First I share some common answer and their problem:
1. A tree-type algorithm:
First round: Copy the file to 2nd server.
2nd round: Copy the file from 1st server to 3rd server AND from 2nd server to 4th server at the same time.
3rd round: 1->5, 2->6, 3->7, 4->8
And so on.
So log2(N) rounds of file transfer can sync the file on N systems. Assume t is the time to transfer 5G file over network, it will take log2(N) * t.
It is nice from algorithm point of view. But in real system, if the 5G file cannot fit in the system cache, it will be re-read from disk for N times on 1st system, which can be slow. (Ref. Numbers Everyone Should Know)
2. "Install BT and let BT do it" solution
It can be a simple answer for a lazy guy and a very complex real environment. But actually BT would do many thing that is unnecessary for this simple task.
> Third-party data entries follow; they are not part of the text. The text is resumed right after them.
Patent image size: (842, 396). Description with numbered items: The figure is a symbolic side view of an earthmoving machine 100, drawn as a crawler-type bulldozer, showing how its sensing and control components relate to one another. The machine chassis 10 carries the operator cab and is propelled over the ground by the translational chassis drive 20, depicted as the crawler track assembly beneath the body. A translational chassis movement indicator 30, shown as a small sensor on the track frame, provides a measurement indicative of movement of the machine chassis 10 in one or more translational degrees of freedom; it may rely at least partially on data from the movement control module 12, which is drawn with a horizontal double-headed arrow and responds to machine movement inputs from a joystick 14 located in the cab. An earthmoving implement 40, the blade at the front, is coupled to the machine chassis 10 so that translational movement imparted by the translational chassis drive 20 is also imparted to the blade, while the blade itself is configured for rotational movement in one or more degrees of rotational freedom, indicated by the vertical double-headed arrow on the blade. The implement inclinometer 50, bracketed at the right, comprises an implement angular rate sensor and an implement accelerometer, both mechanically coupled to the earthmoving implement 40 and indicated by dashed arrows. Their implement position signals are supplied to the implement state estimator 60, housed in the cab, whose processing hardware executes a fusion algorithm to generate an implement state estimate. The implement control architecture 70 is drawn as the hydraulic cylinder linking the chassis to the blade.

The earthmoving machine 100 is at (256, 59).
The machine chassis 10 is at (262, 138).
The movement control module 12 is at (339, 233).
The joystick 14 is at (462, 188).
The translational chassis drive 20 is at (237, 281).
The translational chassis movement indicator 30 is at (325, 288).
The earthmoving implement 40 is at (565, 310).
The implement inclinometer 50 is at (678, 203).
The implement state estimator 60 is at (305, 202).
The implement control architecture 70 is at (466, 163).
My solution: A pipeline streaming solution
Stream the file from 1st to 2nd system (e.g. use nc). And stream the file from 2nd system to 3rd system at the same time and so on.
In theory, it will take N*(initial transfer delay) + t. (see the graph below)
And the biggest benefit is, the part of the file that the system operate on will be most likely in the system cache when it is writing and reading from disk, which will greatly increase the efficiency.
Here is a graph to illustrate. The x-axis is the time. The upper part is the tree-algorithm and the lower part is the streaming solution:
Moreover, if the program can utilize zero-copy (A good reference from IBM: Efficient data transfer through zero copy), it may be even faster.
But one major problem of this solution is that if one node is broken, the transfer to the node after it will be affected.
But frankly I haven't test it in real environment yet. I would like to know how it would perform in real environment.